In this way there would come to be, in the thesaurus at Sāvatthī, quite a number of 'Suttas' or 'Suttantas' lacking the stock beginning of an ear-witness at first hand. They would not begin with the: 'Thus have I heard. The Exalted One was once staying,' etc. And if they are just headed 'Sāvatthī' [xii] or Sāvaithī nidanaɱ, this may not mean that the Buddha's sojourn at Sāvatthī is to be 'taken as read.' It may only mean: 'Sutta from the Sāvatthī collection' (or series nidāna, ? or depository, nidhānaɱ). The ārāme or viharati may be a late interpolation.

And among these are some that are pure formulas or schemata; such are those in the Jhāna Saɱyutta, for instance, in this volume.
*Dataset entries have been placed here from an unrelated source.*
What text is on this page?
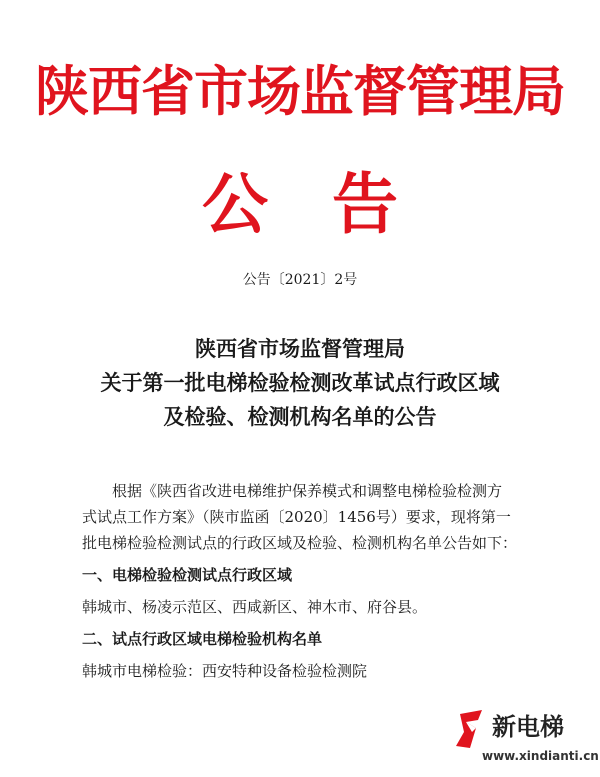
陕西省市场监督管理局
公告
公告〔2021〕2号
陕西省市场监督管理局
关于第一批电梯检验检测改革试点行政区域
及检验、检测机构名单的公告

根据《陕西省改进电梯维护保养模式和调整电梯检验检测方

式试点工作方案》（陕市监函〔2020〕1456号）要求，现将第一

批电梯检验检测试点的行政区域及检验、检测机构名单公告如下：

一、电梯检验检测试点行政区域

韩城市、杨凌示范区、西咸新区、神木市、府谷县。

二、试点行政区域电梯检验机构名单

韩城市电梯检验：西安特种设备检验检测院

新电梯
www.xindianti.cn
Here the heading Sāvatthī may merely mean that they were tables, lists drawn up in the monastery schools, void of all missionary interest.
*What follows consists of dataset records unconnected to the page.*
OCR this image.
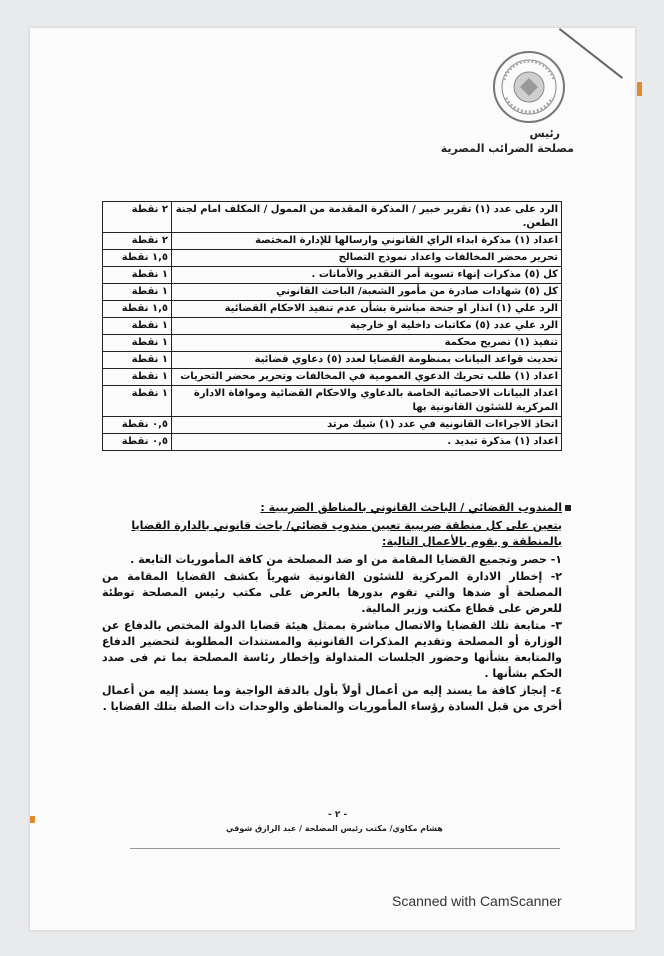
رئيس
مصلحة الضرائب المصرية
الرد على عدد (١) تقرير خبير / المذكرة المقدمة من الممول / المكلف امام لجنة الطعن.	٢ نقطة
اعداد (١) مذكرة ابداء الراي القانوني وارسالها للإدارة المختصة	٢ نقطة
تحرير محضر المخالفات واعداد نموذج التصالح	١,٥ نقطة
كل (٥) مذكرات إنهاء تسوية أمر التقدير والأمانات .	١ نقطة
كل (٥) شهادات صادرة من مأمور الشعبة/ الباحث القانوني	١ نقطة
الرد علي (١) انذار او جنحة مباشرة بشأن عدم تنفيذ الاحكام القضائية	١,٥ نقطة
الرد علي عدد (٥) مكاتبات داخلية او خارجية	١ نقطة
تنفيذ (١) تصريح محكمة	١ نقطة
تحديث قواعد البيانات بمنظومة القضايا لعدد (٥) دعاوي قضائية	١ نقطة
اعداد (١) طلب تحريك الدعوي العمومية في المخالفات وتحرير محضر التحريات	١ نقطة
اعداد البيانات الاحصائية الخاصة بالدعاوي والاحكام القضائية وموافاة الادارة المركزية للشئون القانونية بها	١ نقطة
اتخاذ الاجراءات القانونية في عدد (١) شيك مرتد	٠,٥ نقطة
اعداد (١) مذكرة تبديد .	٠,٥ نقطة
المندوب القضائي / الباحث القانوني بالمناطق الضريبية :
يتعين على كل منطقة ضريبية تعيين مندوب قضائي/ باحث قانوني بالدارة القضايا بالمنطقة و يقوم بالأعمال التالية:
١- حصر وتجميع القضايا المقامة من او ضد المصلحة من كافة المأموريات التابعة .
٢- إخطار الادارة المركزية للشئون القانونية شهرياً بكشف القضايا المقامة من المصلحة أو ضدها والتي تقوم بدورها بالعرض على مكتب رئيس المصلحة توطئة للعرض على قطاع مكتب وزير المالية.
٣- متابعة تلك القضايا والاتصال مباشرة بممثل هيئة قضايا الدولة المختص بالدفاع عن الوزارة أو المصلحة وتقديم المذكرات القانونية والمستندات المطلوبة لتحضير الدفاع والمتابعة بشأنها وحضور الجلسات المتداولة وإخطار رئاسة المصلحة بما تم فى صدد الحكم بشأنها .
٤- إنجاز كافة ما يسند إليه من أعمال أولاً بأول بالدقة الواجبة وما يسند إليه من أعمال أخرى من قبل السادة رؤساء المأموريات والمناطق والوحدات ذات الصلة بتلك القضايا .
- ٢ -
هشام مكاوي/ مكتب رئيس المصلحة / عبد الرازق شوقي
Scanned with CamScanner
If we now omit all these Suttas headed Sāvatthī only, we find that of those associated with Sāvatthī in the regular Sutta opening 'Thus have I heard, etc.', amount only to eighteen in Part II, and to four in Part III (and to seven in Part IV). This result brings Sāvatthī into line with other places given. In fact, it places Rājagaha, the mother church, slightly ahead.[7]

With the growth of the Asokan hegemony, there would be very possibly a transference of archives, written or human, to Patna; and it may well be that, in preparing the existing materials, however they were preserved, for the important Council there, the classing of the unlocated Suttas under the name of the place where they bad been stored up was effected. And when, centuries later, the Suttas, possibly for the first time anywhere, were fully written out in Ceylon, it was a natural thing to assume that 'Sāvatthī,' with or without nidānaɱ), meant more than it originally meant.

C.A.F. RHYS DAVIDS.

 


[1] Iti pi cittaɱ iti pi mano iti pi viññāṇaɱ.

[2] Cf. Part II, p. 191 f.; also a very 'live' Sutta, except the verse (probably just a memorizing device).

[3] Dialogues of the Buddha ii, p.22 (Dīgha ii, -28,29).

[4] Sānkhya-kārikā, Sūtra 64: nāsmi na mama nāhaɱ.

[5] Below, p. 88 = Majjhima iii, 19 f.

[6] Above, Part I, Ch. 3. In Majjhima ii, 118, the Comy. states he was in flight, a dethroned king.

[7] Cf. the similar preponderance of the Jātakas told at Sāvatthī, in L. Feer's Table (No. VI. in Rhys Davids's Buddhat Birth-Stories, new ed., Broadway Translation Series, 1925).

Note. -Attā, in the archaic formula (discussed above, p. viii f), is once or twice rendered by Self, not self. I had suggested this way. The formula reflects, I repeat, not the later non-ego of the Sāsana so much as the old opposition to Brahminist theism. Indeed, had Upanishad translators rendered Ātman by God or Brahman, not by Self, they might have produced a truer impression. The translator preferred 'self,' but in the text a few of the capitals, like lonely pillars, survive. Thus the reader can get it both ways and criticize the better.